Protein-protein interactions (PPIs) are macromolecular contacts critical in physiological processes and they play a role in both normal cellular processes and disease pathogenesis. Targeting PPIs represents a new but poorly explored therapeutic strategy. In this thesis, I have investigated peptide and nonpeptide approaches to two separate PPIs. Repressor activator protein 1 (RAP1) is a binding partner of telomeric repeat-binding factor 2 (TRF2) for the regulation of telomere function. A previous study has suggested that RAP1 recruits IκB kinases (IKK) to NF-κB complex phosphorylate p65 S536 and activates NF-κB pathway. Knocking down RAP1 sensitizes breast cancer cells apoptosis via NF-κB suppression. We employed a structure-based design strategy to develop a series of triazole-stapled α-helical peptides based upon the TRF2 sequence to block both RAP1/TRF2 and RAP1/IKK interactions. The most potent peptide synthesized binds to RAP1 with a Ki value of 7 nM, and is 400-fold more potent than the initial TRF2 peptide. Cellular studies show that an optimized peptide dose-dependently down-regulates p65 phosphorylation and inhibits cell growth in the HeLa and MDA-MB-157 cancer cell lines. This study generates the first-in-class inhibitor targeting RAP1, which can be used as a pharmacological tool to study NF-κB signaling in certain type of cancer.

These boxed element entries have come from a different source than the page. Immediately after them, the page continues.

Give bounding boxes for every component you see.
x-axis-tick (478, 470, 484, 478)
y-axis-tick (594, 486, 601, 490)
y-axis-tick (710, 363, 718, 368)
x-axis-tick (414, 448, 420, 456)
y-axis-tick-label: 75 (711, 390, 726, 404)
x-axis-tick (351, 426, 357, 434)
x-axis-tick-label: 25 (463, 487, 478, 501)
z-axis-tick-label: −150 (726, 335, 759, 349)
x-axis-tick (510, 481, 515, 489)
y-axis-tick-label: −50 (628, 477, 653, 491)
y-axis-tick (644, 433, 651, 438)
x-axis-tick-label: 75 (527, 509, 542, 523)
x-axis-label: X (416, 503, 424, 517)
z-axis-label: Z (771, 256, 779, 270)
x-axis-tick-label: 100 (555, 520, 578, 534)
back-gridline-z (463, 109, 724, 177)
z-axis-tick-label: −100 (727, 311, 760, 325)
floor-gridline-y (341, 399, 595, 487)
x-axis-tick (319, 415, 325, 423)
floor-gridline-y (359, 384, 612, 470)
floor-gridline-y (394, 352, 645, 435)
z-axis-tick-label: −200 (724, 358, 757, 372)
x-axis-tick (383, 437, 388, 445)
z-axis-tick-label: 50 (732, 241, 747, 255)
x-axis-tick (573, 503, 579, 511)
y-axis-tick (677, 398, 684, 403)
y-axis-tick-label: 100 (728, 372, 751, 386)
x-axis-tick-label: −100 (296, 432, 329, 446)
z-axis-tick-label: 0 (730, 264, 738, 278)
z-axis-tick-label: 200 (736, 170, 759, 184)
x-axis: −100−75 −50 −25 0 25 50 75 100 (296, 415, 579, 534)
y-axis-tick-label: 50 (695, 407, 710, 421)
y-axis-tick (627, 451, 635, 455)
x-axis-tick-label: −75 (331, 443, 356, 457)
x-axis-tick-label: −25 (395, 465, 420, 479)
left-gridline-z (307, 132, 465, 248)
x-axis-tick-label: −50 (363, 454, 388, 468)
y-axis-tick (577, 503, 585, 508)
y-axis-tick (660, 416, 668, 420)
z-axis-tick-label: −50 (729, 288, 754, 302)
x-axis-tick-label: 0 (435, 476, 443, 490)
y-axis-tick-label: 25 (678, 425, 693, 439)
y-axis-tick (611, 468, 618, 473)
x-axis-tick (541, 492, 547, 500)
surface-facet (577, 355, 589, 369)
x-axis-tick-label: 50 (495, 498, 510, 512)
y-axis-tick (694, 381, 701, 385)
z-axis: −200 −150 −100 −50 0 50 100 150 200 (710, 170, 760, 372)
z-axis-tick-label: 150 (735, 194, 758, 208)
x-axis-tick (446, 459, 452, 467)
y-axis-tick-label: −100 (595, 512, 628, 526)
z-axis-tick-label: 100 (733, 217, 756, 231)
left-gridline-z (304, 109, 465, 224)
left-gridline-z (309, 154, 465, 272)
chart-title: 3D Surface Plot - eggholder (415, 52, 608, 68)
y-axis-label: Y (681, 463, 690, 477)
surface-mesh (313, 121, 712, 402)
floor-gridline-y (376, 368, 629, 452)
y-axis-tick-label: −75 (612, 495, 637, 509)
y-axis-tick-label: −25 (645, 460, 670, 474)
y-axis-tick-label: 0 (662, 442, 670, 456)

Bromodomain and extra terminal (BET) proteins, including BRD2, BRD3 and BRD4, are epigenetic readers and play a key role in regulation of gene transcription by binding to acetylated lysine residues on histone tails. Small-molecule inhibitors of BET have therapeutic potential for the treatment of human cancers and other diseases. We have carried out structure-based design, synthesis and evaluation of γ-carboline-containing compounds as a new class of small molecule BET inhibitors. Our most potent inhibitor (compound 18, RX-37) binds to BET bromodomain proteins (BRD2, BRD3 and BRD4) with Ki values of 3.2-24.7 nM and demonstrates high selectivity over other bromodomain proteins. RX-37 potently and selectively inhibits cell growth in human acute leukemia cell lines harboring rearranged mixed lineage leukemia 1 gene. Further modification of RX-37 yielded RX-201 which shows high oral bioavailability and in vivo efficacy in mice. This study has introduced a new chemical scaffold with potential therapeutic value in clinic.